Служивый, стоя в полусогнутом положении, потому что в углу за столом нельзя было выпрямиться, смущенно, с потупленными глазами, выслушал деда и выпил с ним. Потом говорил дядя Лукьян — наставительно и строго:
— Ну, Лука... пошли Бог легкой службы... Гляди... Это ведь самый перелом жизни... Может, будешь человеком, а может... как Бог даст!.. и поганцем выйдешь... Гляди аккуратно.
И дядю Лукьяна служивый выслушал стоя. Потом говорили другие — все не очень складно, но доброжелательно. А отец старательно наливал и обносил. Когда очередь дошла до матери, и она попыталась в точности последовать установленному порядку: взяв толстыми рабочими пальцами с подноса стаканчик с вином, поклонилась и попробовала сказать что-то, но тотчас же глаза ее наполнились слезами и утонул в общем говоре ее тихий, прерывающийся голос...
— Ну, будет слезокатить-то!.. пей... — сказал Семен, стоявший перед ней с пустым подносом, сурово сожалеющий и снисходительный к ее материнской слабости.
Так уж полагается бабам — плакать, а материнское дело — и толковать нечего... И никто не задерживался вниманием на этом. Жужжал громкий говор в горнице, и неслышно лились в нем слезы матери, слезы Алены, жены служивого, женщин, стоявших тесной грудой в дверях и сочувственно хлюпавших носами. Максим Рогачев кричал пьяным голосом о том, как он сам служил. Рассудительно говорил басом дядя Лукьян с тестем служивого. Дед Ефим Афанасьич закричал на молодежь, сидевшую на скамьях сзади, у печки:
— Ребята, не молчите! Ребята, песни играйте!.. Митрий Васильевич: ты далеко сел, ты пересядь к столу! Старше нас с тобой тут нет, — давай, им зачнем старинную...
Красивый смуглолицый старик с белыми кудрями и белой бородой перешел к столу. Я отодвинулся и очистил ему место рядом с дедом Ефимом.
— Луканюшка! Не вешай голову, мой сердешный, — сказал он ласково служивому, — не горюй, соколик мой... Какую же? — нагнулся он к деду Ефиму.

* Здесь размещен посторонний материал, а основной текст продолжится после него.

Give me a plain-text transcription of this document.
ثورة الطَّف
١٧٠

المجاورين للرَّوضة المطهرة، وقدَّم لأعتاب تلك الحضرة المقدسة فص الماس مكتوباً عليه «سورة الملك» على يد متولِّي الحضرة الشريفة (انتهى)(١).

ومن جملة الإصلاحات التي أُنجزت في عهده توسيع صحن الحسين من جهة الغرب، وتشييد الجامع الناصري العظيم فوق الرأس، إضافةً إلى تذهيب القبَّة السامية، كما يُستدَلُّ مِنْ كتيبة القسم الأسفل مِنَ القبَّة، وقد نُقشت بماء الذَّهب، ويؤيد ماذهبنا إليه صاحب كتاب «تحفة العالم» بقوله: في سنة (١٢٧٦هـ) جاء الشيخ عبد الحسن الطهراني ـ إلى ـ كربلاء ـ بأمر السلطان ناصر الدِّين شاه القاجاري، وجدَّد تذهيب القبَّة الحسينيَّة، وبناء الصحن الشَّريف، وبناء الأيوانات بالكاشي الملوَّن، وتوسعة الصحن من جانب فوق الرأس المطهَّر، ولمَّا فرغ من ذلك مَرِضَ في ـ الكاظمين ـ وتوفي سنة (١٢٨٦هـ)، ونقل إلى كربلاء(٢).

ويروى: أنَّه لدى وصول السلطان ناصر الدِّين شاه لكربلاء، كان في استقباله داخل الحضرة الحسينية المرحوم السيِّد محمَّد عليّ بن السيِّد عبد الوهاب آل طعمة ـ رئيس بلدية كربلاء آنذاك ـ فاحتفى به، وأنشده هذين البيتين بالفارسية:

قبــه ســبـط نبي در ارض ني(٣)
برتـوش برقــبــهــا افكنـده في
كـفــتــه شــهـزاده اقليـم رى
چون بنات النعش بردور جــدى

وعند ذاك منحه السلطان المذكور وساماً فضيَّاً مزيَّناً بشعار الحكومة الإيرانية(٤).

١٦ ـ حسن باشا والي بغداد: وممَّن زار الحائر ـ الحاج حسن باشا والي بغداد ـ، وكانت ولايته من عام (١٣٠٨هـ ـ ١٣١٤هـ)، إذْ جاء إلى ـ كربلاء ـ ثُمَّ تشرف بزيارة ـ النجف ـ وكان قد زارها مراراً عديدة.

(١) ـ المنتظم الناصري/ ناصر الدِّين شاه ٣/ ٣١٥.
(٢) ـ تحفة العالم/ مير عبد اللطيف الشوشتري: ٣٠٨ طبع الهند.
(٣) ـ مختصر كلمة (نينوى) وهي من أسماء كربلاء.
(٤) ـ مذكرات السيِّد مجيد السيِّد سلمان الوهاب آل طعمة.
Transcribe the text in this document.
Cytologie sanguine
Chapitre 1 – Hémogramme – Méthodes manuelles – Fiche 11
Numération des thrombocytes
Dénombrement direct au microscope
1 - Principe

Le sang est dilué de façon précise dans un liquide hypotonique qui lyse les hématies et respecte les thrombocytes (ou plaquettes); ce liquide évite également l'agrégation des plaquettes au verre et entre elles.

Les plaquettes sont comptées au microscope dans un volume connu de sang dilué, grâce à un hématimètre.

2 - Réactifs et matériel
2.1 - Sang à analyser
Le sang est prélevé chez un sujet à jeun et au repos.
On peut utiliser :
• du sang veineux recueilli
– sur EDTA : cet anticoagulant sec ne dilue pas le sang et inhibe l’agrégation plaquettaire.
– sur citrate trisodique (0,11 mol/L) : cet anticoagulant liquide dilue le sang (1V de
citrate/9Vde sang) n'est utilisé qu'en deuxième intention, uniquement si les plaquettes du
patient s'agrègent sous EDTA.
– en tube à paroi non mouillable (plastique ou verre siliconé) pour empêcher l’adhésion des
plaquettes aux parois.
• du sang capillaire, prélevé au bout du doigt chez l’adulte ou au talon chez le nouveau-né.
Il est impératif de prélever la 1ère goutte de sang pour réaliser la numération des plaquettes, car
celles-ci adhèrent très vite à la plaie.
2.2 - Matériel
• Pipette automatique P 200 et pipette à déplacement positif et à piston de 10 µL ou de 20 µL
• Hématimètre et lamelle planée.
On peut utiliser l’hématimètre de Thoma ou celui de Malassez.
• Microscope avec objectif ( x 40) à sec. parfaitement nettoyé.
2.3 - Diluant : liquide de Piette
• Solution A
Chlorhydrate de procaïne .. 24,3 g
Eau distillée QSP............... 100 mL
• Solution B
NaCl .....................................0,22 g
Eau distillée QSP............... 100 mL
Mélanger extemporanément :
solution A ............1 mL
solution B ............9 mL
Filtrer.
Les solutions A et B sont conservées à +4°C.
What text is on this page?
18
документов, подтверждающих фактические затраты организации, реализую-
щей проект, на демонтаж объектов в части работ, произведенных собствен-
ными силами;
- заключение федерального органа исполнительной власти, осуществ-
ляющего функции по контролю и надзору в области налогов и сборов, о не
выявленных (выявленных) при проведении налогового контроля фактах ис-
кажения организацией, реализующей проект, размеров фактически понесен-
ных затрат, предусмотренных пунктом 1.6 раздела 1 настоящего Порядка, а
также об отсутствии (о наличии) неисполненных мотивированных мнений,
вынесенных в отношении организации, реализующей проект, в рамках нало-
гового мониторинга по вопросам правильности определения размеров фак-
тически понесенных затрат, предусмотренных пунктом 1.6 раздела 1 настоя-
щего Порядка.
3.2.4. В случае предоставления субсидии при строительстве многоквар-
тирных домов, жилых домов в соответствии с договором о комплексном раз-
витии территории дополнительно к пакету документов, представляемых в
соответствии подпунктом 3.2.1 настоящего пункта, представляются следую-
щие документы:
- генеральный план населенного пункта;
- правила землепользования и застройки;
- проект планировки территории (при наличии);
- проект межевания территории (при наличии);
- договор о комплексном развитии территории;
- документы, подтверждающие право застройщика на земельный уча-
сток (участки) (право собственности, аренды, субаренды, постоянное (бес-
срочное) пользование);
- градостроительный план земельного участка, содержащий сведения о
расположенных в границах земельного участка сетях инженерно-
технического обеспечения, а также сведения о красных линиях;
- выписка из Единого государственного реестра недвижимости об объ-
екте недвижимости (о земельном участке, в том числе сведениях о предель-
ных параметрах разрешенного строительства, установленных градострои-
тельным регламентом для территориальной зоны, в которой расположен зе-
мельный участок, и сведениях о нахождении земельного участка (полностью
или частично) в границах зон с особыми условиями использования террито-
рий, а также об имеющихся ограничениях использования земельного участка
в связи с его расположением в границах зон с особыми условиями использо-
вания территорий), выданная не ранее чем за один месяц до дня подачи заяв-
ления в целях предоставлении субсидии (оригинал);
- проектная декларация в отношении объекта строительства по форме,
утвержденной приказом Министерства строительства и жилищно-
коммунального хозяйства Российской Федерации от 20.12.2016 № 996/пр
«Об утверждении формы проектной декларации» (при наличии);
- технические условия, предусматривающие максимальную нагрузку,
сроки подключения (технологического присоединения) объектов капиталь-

— Да уж тебе не подсказывать...
Митрий Васильевич задумался на минуту, словно пересматривая в взволнованной памяти старинный репертуар. Потом откашлялся и, опустив глаза, мягким стариковским голосом начал:
Ой да не думало ведь красное оно
солнышко
На закате оно рано быть...
Низким медлительным звуком старого гармониума присоединился густой голос деда Ефима. Сплелись в одну извилистую; кудряво-певучую струю, потекли рядом два голоса:
Да не чаяла родимая матушка
Свою чадушку избыть...
Они были старые, надтреснутые, со стариковской осиплостью, перерывами и передышками, но тем выразительнее звучала печаль старой песни, протяжной и торжественной, говорящей о горькой тоске разлуки...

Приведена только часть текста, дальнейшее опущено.